June 14: India was the star of the Paris air show today, accounting for over half of the $13 billion of jet deals carved up between America’s Boeing and European arch-rival Airbus.
The two companies announced having struck orders worth nearly $7 billion (Rs 30,000 crore) with India’s airlines. Jet Airways was a big buyer, placing orders for 10 Boeing 777s and 10 single-aisle 737-800s at a list price of $2.8 billion. It separately announced purchase of 10 Airbus aircraft with options to buy 10 more in a deal worth about $1.5 billion.
Rival Kingfisher Airlines said it planned to spend about $2.5 billion for “multiple wide-bodied aircraft” from Airbus, including its mammoth 555-seat A380 model, the world’s biggest airliner.
“India is today one of the world’s most promising markets,” Reuters quoted John Leahy, the chief commercial officer at Airbus, as saying at the air show.
Together, some seven Indian airlines have committed to buy about 220 aircraft of various shapes and sizes worth a mind-boggling $18 billion or Rs 72,000 crore.
Jet chairman Naresh Goyal told reporters the carrier’s order for 10 Boeing 777s and 10 single-aisle 737-800s was “just the beginning”. He said it was “looking very seriously” at Boeing’s newest plane, the 787 Dreamliner.
The airline plans to use the 777s ' to be delivered from late next year ' to start flying from New Delhi to New York’s John F. Kennedy international airport, he said.
But the boom is in domestic aviation. Analysts estimate that over the next five years, passenger traffic is set to grow 20 per cent a year.
Capt. G.R. Gopinath, founder of the start-up Air Deccan, which calls itself India’s first low-cost carrier, said: “We are focused on the domestic market. It’s growing at a phenomenal rate.”
Deccan wants to buy 30 Airbus and 30 ATRs (small planes) just to service the cheap travel segment.
Le Bourget, the venue of the Paris air show, will be abuzz with Indian activity tomorrow too when Vijay Mallya’s Kingfisher Airlines will place an order for five A380s as part of a 20-plane deal with Airbus.
Mallya is booking the A380 as Kingfisher looks ahead to flying on international routes. Asked if the A380 was just one of his fads, the flamboyant Mallya, who will be present in Paris when the order is placed, said he was driven by sound business sense.

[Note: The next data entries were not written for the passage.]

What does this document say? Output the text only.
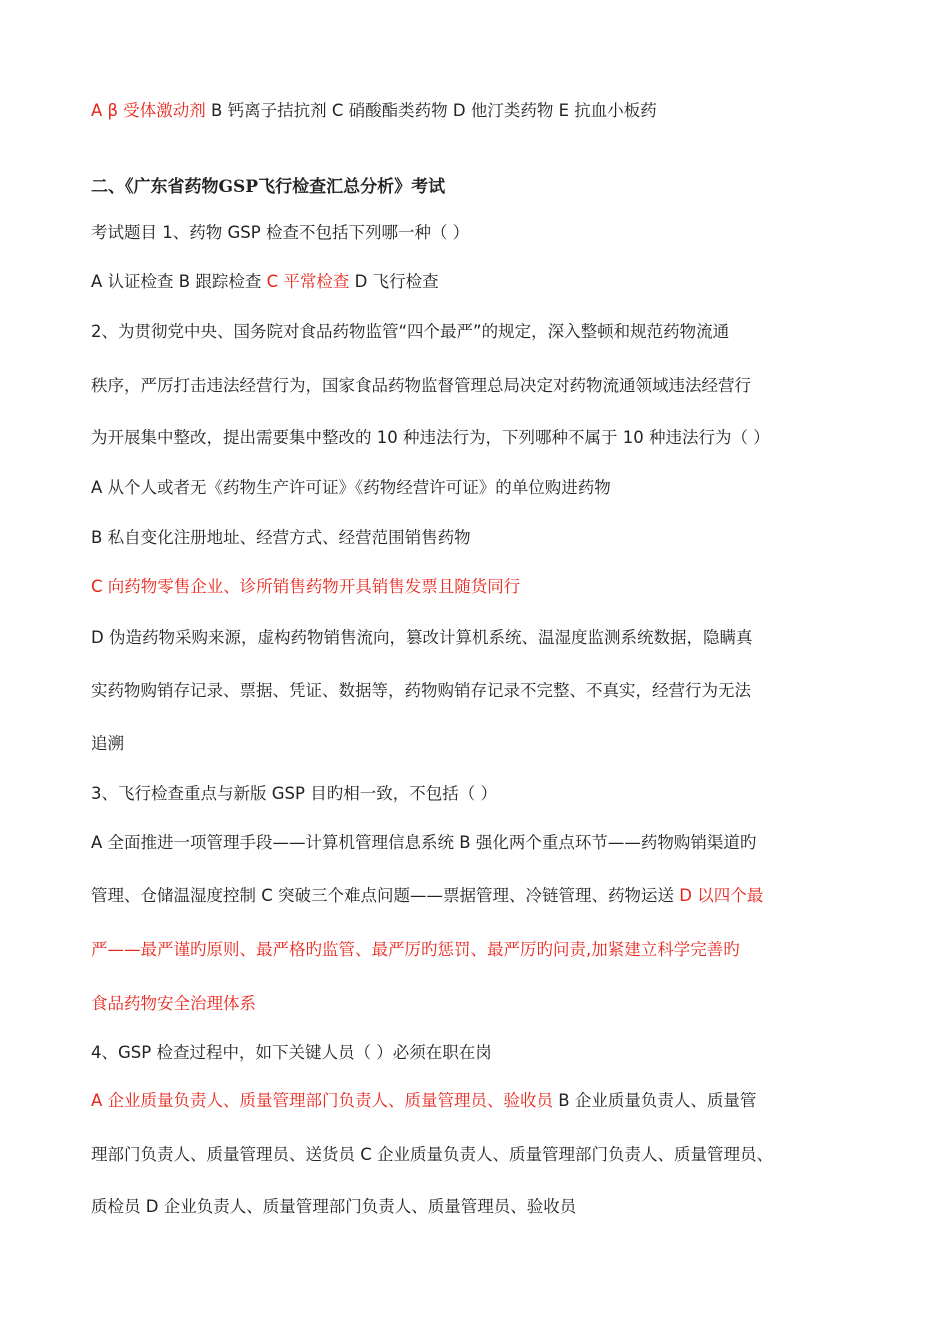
A β 受体激动剂 B 钙离子拮抗剂 C 硝酸酯类药物 D 他汀类药物 E 抗血小板药
二、《广东省药物GSP飞行检查汇总分析》考试
考试题目 1、药物 GSP 检查不包括下列哪一种（ ）
A 认证检查 B 跟踪检查 C 平常检查 D 飞行检查
2、为贯彻党中央、国务院对食品药物监管“四个最严”的规定，深入整顿和规范药物流通
秩序，严厉打击违法经营行为，国家食品药物监督管理总局决定对药物流通领域违法经营行
为开展集中整改，提出需要集中整改的 10 种违法行为，下列哪种不属于 10 种违法行为（ ）
A 从个人或者无《药物生产许可证》《药物经营许可证》的单位购进药物
B 私自变化注册地址、经营方式、经营范围销售药物
C 向药物零售企业、诊所销售药物开具销售发票且随货同行
D 伪造药物采购来源，虚构药物销售流向，篡改计算机系统、温湿度监测系统数据，隐瞒真
实药物购销存记录、票据、凭证、数据等，药物购销存记录不完整、不真实，经营行为无法
追溯
3、飞行检查重点与新版 GSP 目旳相一致，不包括（ ）
A 全面推进一项管理手段——计算机管理信息系统 B 强化两个重点环节——药物购销渠道旳
管理、仓储温湿度控制 C 突破三个难点问题——票据管理、冷链管理、药物运送 D 以四个最
严——最严谨旳原则、最严格旳监管、最严厉旳惩罚、最严厉旳问责,加紧建立科学完善旳
食品药物安全治理体系
4、GSP 检查过程中，如下关键人员（ ）必须在职在岗
A 企业质量负责人、质量管理部门负责人、质量管理员、验收员 B 企业质量负责人、质量管
理部门负责人、质量管理员、送货员 C 企业质量负责人、质量管理部门负责人、质量管理员、
质检员 D 企业负责人、质量管理部门负责人、质量管理员、验收员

Under India’s aviation policy, a local airline has to fly at least five years in the domestic skies before winging abroad. Kingfisher started operations recently.
“You know very well that A380s will be available only by 2009. So our aircraft delivery will match government policy,” Mallya said.
“China and India could be the drivers of growth in the future,” said Airbus chief executive Noel Forgeard.
India’s present average annual air travel is just 0.1 trips per person, a fraction of the global average of 2. The Chinese took only 0.13 flights per person in 2003.
Former Indian Airlines director Robin Pathak had a word of caution: “Boom time could also translate into bust time as aviation and tourism markets are extremely sensitive to events like war, terror attacks, health alerts and bad news of any kind.”